21/04/2000 – Affaire Borrel: les experts médicaux concluent au suicide (Extrait AFP)

PARIS (AFP) — Un rapport d’expertise remis aux deux juges d’instruction parisiens qui enquêtent sur le décès d’un magistrat à Djibouti en octobre 1995 conclut que ce dernier s’est suicidé, a-t-on appris jeudi de sources judiciaires.
Le corps de Bernard Borrel avait été retrouvé carbonisé le 19 octobre 1995 au lieu dit ”Le Goubet”, face à l’île du Diable. L’enquête confiée à la brigade criminelle a conclu à la thèse du suicide alors que la veuve du magistrat est persuadée que son mari a été victime d’un assassinat.

A l’appui de cette thèse, un ancien militaire de la garde présidentielle, aujourd’hui réfugié en Belgique et entendu au mois de janvier 2000 par les juges français, a accusé, sans apporter d’éléments probants, l’actuel président de la République de Djibouti, Ismaël Omar Guelleh, un terroriste libanais et un restaurateur corse, d’être les commanditaires de l’assassinat du magistrat français.

Les deux magistrats instructeurs, Marie-Paule Moracchini et Roger Le Loire, se sont déplacés au début du mois de mars à Djibouti avec l’un des deux experts, le Dr Dominique Lecomte, directrice de l’Institut médico-légal de Paris, et le procureur-adjoint de la République de Paris.

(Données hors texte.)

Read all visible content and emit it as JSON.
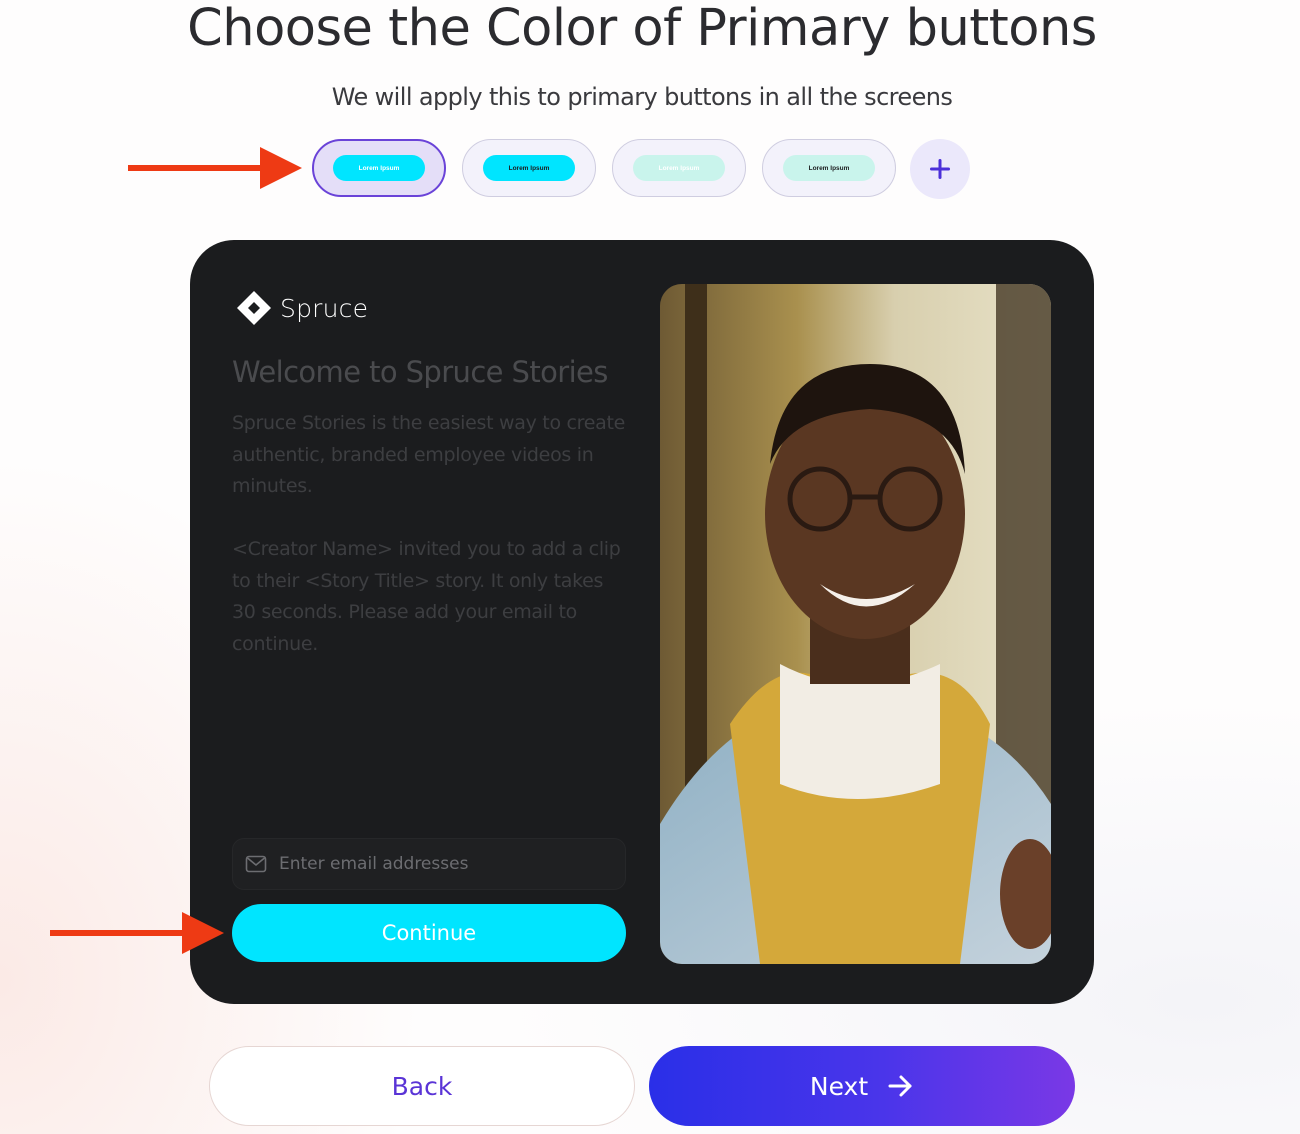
{
  "header": {
    "title": "Choose the Color of Primary buttons",
    "subtitle": "We will apply this to primary buttons in all the screens"
  },
  "swatches": [
    {
      "label": "Lorem Ipsum",
      "fill": "#00e5ff",
      "text_color": "#ffffff",
      "selected": true
    },
    {
      "label": "Lorem Ipsum",
      "fill": "#00e5ff",
      "text_color": "#1b1c1e",
      "selected": false
    },
    {
      "label": "Lorem Ipsum",
      "fill": "#c9f4ec",
      "text_color": "#ffffff",
      "selected": false
    },
    {
      "label": "Lorem Ipsum",
      "fill": "#c9f4ec",
      "text_color": "#1b1c1e",
      "selected": false
    }
  ],
  "add_swatch_icon": "plus-icon",
  "preview": {
    "logo_text": "Spruce",
    "heading": "Welcome to Spruce Stories",
    "paragraph1": "Spruce Stories is the easiest way to create authentic, branded employee videos in minutes.",
    "paragraph2": "<Creator Name> invited you to add a clip to their <Story Title> story. It only takes 30 seconds. Please add your email to continue.",
    "email_placeholder": "Enter email addresses",
    "email_icon": "mail-icon",
    "continue_label": "Continue",
    "photo": "smiling-man-video-frame"
  },
  "footer": {
    "back_label": "Back",
    "next_label": "Next",
    "next_icon": "arrow-right-icon"
  },
  "colors": {
    "accent_primary": "#00e5ff",
    "card_background": "#1b1c1e",
    "selection_border": "#6a43d8",
    "next_gradient_start": "#2a2fe8",
    "next_gradient_end": "#7a38e6",
    "annotation_arrow": "#ee3a14"
  }
}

Dans leur rapport remis le 5 avril, les Drs Lecomte et Guy Nicolas soutiennent que le magistrat français s’est suicidé par aspersion d’essence. Les experts éliminent l’hypothèse selon laquelle Bernard Borrel aurait pu être précipité de la falaise qui surplombe ”Le Goubet”, comme le soutiennent les avocats de son épouse, précise-t-on de sources judiciaires.

De mêmes sources on précise que dans ce dernier cas, Bernard Borrel aurait présenté plusieurs fractures, ce qui n’était pas le cas. Selon les experts, le magistrat, après avoir enflammé l’essence, a parcouru une dizaine de mètres ”dans un réflexe instinctif de fuite” avant de s’écrouler entre deux rochers.

Cette affaire judiciaire, et notamment les accusations portées par l’ancien militaire djiboutien, ont refroidi les relations entre la France et Djibouti.